The primitive vocabulary of Stone Age humans most likely didn't embody the term famine. They likely couldn't imagine a time when food nearly disappeared. In Africa and therefore the Middle East and later in what are now trendy Europe and also the Americas their generational knowledge led them to food sources even in a very prolonged drought. Australian Aborigines have survived quite well within the parched desert-like bush while European explorers, wishing on acquainted-trying plants and animals, starved there.


Famines only occur when the populace depends on a single crop. Reliance on potatoes in Ireland, rice in Asia and grains in other elements of the globe created famine inevitable when disaster struck in the form of blight, drought or flood and also the crop that the population trusted vanished.

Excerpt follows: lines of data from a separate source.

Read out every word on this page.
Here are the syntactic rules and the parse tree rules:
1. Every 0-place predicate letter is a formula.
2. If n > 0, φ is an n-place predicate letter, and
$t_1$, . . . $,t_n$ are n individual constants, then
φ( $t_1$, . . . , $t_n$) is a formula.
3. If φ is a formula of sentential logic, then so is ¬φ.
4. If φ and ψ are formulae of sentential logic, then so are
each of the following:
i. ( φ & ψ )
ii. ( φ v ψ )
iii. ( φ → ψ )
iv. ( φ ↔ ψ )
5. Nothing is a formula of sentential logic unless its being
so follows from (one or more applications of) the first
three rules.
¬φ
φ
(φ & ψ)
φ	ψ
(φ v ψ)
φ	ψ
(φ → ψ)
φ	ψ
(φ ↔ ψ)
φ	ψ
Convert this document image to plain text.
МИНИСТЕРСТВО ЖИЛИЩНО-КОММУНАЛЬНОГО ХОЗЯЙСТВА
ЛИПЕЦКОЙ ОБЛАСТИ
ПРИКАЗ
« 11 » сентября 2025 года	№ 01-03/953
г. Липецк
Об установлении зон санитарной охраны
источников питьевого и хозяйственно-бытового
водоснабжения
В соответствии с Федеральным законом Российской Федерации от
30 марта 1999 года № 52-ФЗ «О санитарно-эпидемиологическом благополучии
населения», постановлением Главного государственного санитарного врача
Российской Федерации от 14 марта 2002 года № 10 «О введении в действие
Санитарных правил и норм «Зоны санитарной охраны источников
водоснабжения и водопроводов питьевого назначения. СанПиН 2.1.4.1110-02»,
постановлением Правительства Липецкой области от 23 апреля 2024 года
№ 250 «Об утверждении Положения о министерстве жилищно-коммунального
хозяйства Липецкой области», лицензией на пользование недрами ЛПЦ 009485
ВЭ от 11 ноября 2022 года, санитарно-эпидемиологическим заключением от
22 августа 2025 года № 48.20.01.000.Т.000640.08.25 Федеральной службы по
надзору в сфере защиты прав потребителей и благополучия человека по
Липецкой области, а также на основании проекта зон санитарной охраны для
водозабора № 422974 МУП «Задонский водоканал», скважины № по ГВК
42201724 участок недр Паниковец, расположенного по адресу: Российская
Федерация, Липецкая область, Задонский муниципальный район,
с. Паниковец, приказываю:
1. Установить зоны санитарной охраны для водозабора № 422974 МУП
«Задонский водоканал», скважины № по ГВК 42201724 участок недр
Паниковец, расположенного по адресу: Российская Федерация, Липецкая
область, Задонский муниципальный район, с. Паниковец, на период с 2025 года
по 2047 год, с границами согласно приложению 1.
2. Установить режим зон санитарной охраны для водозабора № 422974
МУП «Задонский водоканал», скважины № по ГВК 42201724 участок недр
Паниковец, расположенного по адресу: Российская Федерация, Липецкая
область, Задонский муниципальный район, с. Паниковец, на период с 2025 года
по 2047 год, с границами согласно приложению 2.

More refined than famine, nutritional deficiency marked man's transition from looking and gathering to farming. In every population group that scientists have studied the agricultural lifestyle brought shortened lifespan, higher infant mortality, smaller stature and chronic anemia.


We continue to squander our evolutionary heritage. In the last a hundred years milled flour, refined sugar, harmful fats and salt-laden ready foods became the slow, silent killers of the Baby Boomers and their heirs. Barring close to-miraculous new breakthroughs in drugs, this generation of young persons will have a lower life expectancy than their folks whereas enduring decades of diabetic complications, the aftermath of strokes, the debility of osteoporosis and also the pervasive fog of dementia.


It's not necessary to revert to the Stone Age in order to turn back the most important chronic diseases of the First World. A Mediterranean-kind diet, high in plant foods, whole grains and fish, low in meat, dairy product and every one forms of sugar will do. Moderately intense physical activity throughout life would nearly eliminate kind a pair of diabetes, osteoporosis and dementia, as it has in dire straits the aged of Okinawa, who in their tenth decade will reel off the names of their great-grandchildren.


Solely 600 generations have passed since the start of the Agricultural Revolution. Maybe we have a tendency to will retreat to on the right track during the next 600.